Санины мечты были телячьи и к его восемнадцати сбылись, а у Родиона судьба пошла винтом.
Брат выучился на механизатора, приехал из города с красным дипломом и гордой красивой женщиной – и отделился. Жена через год или два спуталась с учителем, унесла курносую дочку, как птица-аист. Родион, большой и ненужный, с работы брёл домой огородами.
– Не торопись, Санёк, с поженитьбой!

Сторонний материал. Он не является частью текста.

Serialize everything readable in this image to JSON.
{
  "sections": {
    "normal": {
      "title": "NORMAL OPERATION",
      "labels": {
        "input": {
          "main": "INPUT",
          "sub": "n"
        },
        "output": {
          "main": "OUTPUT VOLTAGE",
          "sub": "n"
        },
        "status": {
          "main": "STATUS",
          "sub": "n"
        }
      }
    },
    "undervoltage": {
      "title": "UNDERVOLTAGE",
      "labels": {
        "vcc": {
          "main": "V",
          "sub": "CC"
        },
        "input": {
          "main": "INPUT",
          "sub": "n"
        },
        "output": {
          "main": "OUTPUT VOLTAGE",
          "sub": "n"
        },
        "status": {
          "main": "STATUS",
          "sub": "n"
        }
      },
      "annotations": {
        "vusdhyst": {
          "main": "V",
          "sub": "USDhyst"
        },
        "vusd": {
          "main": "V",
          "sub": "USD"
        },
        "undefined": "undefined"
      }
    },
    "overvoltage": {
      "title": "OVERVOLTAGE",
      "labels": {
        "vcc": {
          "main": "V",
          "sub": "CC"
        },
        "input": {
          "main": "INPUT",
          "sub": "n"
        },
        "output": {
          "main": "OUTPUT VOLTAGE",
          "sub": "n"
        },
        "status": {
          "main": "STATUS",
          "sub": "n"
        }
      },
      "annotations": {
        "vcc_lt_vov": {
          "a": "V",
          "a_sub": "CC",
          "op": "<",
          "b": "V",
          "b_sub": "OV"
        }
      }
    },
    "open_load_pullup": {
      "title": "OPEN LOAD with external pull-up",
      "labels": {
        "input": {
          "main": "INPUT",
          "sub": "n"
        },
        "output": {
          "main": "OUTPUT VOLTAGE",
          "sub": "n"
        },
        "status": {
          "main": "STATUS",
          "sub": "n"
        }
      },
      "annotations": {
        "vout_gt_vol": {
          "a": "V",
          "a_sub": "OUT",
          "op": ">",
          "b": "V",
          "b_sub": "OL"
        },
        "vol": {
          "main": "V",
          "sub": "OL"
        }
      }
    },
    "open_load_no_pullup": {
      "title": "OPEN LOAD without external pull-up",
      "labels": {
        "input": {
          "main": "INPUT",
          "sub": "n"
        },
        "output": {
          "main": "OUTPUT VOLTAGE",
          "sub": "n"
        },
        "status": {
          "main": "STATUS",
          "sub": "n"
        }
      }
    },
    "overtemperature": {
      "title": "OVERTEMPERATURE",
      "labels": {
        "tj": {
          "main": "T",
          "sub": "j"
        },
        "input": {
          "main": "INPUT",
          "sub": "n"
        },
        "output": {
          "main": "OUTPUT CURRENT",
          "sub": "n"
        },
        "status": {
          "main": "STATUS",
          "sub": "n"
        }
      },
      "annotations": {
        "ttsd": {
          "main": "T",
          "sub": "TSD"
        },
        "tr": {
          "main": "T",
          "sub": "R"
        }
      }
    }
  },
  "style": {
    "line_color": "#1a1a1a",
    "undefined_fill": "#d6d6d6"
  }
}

Приглядись для начала: что за человек?.. – наставлял Саню, пьяными руками, словно прутьями железной клетки, загребая в объятья, когда отслуживший соловушка по старой привычке прилетал за советом, а то просто торчал на немытом крыльце.
Но Саня не послушал и, едва в деревне загнездилась интересная накрашенная бабочка, упорхнул на волю.
2
В доме у Сани всюду было железо. Под столом – гвоздодёр, зубатые шестерни. В углу – топоры без топорищ, на подоконнике – россыпь свечей зажигания. Под матрасом – разводной ключ. К спинке семейной кровати Саня прикрутил лодочный мотор «Нептун-23» и, проверяя искру в цилиндрах, иногда дрочил его по ночам. Даже в чугунной латке, в которой тушили картошку с мясом, хранились болтики, шайбочки, крючки. А лакированный теремок с кукушкой замолчал на другой месяц после свадьбы, пробуравленный шалой пулей, – Саня застал с молодой женой барабашку…
Ещё удивительно, что Наина вообще пошла за него.
Суеверная блажь с годами не выветривалась, сидела в Сане, как дурная болезнь в худом теле. Сколько Наина ни шефствовала над ним, сколько Родион ни вправлял мозги, и мать, задыхаясь, ни хлестала полотенцем через весь Санин хребет, на который он регулярно скрёб, – ничего они и коллективно поделать не могли. Уже и виски ему надышала серебряная птица, смахнула крылом клок ржавых волос, округлив стеснительное пятно плешины, и со всей страстью долбанула в неё клювом… Нет! Саня как верил, что вечером не занимают соль и деньги, на пороге не стоят – к покойнику, а спички на открытое место кладут к пожару, так и продолжал верить, своим неистовством доводя соседей до смеховых колик, а жену – до белого каления.